Anger is part of the cycle of grief, but I know myself well enough to ascertain that is not the case.
“Your Highness,” he prompts again when I make no effort to move.
The DJ starts to play a remix of the Svaltovan national anthem. The usual soaring baritone of the men’s choir is replaced by a heavy, electronic bass that makes my teeth rattle.
“Yeah, alright, alright,” I say, getting to my feet and squinting up at him. I am not short. I’m tall enough to be considered above average, but I always feel somewhat delicate when stand by Clyde’s towering form. There hasn’t been much time to lift weights lately.
“Thank you, Your Highness. I will make sure the car is ready.” Clyde reaches into his pocket and starts messaging the driver. “Please make sure that you are prepared for the paparazzi. There are quite a lot outside already.”
I smooth down my clothes. A Svaltovan designer, of course, and appropriately enough, entirely black. I suppose I knew this was coming. My father has been sick for months now. Even so, it has been a long time since a King passed away before his seventies.
My father was only forty-three.
“I’m as ready as I can be.”
Clyde leads me through a back door out of the club, through labyrinthine corridors plastered in posters for long since gone events. There’s no way that I, the Prince of Svaltova, can fight my way through the rabble below. It would be unseemly, especially as I am supposed to be grieving.
I make sure my expression is schooled into something that is carefully neutral upon exiting the club. There are blinding flashes, and a cacophony of noise as people scream my name, my title, trying to get me to look at them.
“Eyes down,” Clyde says. He’s being helpful.

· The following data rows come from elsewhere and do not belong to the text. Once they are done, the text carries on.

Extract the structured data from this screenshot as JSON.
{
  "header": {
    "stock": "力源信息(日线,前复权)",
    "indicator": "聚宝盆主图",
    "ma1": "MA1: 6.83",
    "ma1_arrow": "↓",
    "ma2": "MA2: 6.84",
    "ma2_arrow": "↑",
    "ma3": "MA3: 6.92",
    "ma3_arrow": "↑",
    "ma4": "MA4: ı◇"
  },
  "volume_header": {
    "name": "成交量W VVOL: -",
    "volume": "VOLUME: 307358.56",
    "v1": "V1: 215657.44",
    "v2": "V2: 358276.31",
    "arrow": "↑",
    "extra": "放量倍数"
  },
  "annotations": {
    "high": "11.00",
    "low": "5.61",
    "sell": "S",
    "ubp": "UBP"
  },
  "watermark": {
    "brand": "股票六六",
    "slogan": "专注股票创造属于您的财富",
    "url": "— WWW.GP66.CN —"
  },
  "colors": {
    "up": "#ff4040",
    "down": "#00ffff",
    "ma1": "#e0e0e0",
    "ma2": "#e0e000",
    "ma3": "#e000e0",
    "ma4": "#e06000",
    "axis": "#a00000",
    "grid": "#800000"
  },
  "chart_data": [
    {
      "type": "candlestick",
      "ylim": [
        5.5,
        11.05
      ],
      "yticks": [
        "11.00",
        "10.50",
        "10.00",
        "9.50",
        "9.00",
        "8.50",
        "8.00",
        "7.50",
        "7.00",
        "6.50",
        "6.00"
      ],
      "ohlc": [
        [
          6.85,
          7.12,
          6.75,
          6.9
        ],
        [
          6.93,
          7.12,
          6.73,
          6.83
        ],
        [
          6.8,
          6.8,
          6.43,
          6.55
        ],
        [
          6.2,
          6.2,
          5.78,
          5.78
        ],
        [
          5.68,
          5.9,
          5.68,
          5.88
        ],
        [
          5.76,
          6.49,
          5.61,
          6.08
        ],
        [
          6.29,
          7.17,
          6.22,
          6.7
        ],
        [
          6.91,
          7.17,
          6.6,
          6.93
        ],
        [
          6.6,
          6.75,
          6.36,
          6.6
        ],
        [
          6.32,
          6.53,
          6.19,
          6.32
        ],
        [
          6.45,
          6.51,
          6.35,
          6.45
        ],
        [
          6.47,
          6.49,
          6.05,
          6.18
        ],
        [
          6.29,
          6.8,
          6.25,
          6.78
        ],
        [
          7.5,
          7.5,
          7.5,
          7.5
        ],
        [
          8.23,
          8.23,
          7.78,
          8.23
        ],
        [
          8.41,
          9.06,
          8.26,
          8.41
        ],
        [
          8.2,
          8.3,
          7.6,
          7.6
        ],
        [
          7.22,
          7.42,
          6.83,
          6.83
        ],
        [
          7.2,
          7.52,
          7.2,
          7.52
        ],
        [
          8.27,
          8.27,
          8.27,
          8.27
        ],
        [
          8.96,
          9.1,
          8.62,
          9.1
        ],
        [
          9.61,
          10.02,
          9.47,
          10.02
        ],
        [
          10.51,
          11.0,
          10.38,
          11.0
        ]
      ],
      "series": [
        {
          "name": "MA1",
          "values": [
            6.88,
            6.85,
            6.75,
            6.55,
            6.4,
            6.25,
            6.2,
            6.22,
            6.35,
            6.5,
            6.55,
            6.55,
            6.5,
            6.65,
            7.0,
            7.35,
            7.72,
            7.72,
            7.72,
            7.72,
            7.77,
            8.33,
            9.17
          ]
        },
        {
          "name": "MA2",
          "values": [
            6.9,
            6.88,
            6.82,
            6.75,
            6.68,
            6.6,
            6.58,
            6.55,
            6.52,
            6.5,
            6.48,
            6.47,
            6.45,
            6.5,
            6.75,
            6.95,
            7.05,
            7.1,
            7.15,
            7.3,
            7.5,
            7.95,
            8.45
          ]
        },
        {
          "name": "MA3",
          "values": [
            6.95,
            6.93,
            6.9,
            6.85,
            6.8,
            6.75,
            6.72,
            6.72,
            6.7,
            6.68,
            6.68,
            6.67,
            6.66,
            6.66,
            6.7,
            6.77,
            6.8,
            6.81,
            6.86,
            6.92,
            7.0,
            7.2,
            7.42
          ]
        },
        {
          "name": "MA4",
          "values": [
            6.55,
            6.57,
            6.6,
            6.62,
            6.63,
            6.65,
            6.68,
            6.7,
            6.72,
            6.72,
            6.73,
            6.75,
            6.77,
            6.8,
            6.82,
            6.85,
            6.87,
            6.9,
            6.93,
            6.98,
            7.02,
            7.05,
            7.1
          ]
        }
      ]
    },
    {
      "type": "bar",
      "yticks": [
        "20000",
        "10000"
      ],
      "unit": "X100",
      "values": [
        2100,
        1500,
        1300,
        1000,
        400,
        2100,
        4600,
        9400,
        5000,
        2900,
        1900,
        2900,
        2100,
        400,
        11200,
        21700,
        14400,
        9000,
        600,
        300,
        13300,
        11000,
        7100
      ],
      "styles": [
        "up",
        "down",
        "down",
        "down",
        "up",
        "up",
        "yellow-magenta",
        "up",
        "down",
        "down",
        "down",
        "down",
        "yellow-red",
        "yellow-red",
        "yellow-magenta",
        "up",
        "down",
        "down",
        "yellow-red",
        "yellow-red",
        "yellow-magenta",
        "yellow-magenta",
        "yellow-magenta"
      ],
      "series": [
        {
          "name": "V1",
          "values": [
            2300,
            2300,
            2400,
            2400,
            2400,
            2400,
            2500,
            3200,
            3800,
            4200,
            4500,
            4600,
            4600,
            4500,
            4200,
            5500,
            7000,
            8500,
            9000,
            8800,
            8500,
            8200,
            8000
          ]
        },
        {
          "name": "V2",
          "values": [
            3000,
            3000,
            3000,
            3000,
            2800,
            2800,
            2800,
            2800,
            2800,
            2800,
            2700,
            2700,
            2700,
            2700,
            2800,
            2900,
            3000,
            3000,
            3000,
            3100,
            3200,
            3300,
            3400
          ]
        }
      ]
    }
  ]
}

He knows I’ll look far sadder if I don’t look directly into cameras.
I slide into the all black state car, Clyde slipping in after me and shutting the door. The driver has the radio on. It’s playing the national anthem.
“Long live the King,” the driver greets me solemnly. “The Palace is waiting for your return, Your Highness. ETA is twenty-five minutes.”
“Thank you,” Clyde says on my behalf.
I stare out the window and watch the city of Svalgund go by. The lights, the people, the restaurants and late-night stores. Tomorrow, they will all be closed: a day of national mourning for the King that has passed by his loyal subjects. Now, they are all mine to rule by virtue of having been born to the right family, on the right day.
The national anthem soars to a new high, the brass band exuberant in bidding farewell to the previous King and welcoming the new one. The speakers in the car distort the sound as it rises. I blew them out nearly three months ago. That night had ended in a far more enjoyable manner.
“Turn the radio off will you,” I order, scowling. The driver immediately does, glancing back at me in the mirror, but says nothing.
I wind up the privacy window between myself and the driver. Clyde turns to me, but quickly looks away again, his mouth curling downwards.
I put my head into my hands and try to prevent the inevitable wall from breaking down even as a tear squeezes out from my scrunched-up eyes.
Really, did it have to be tonight that I was made King?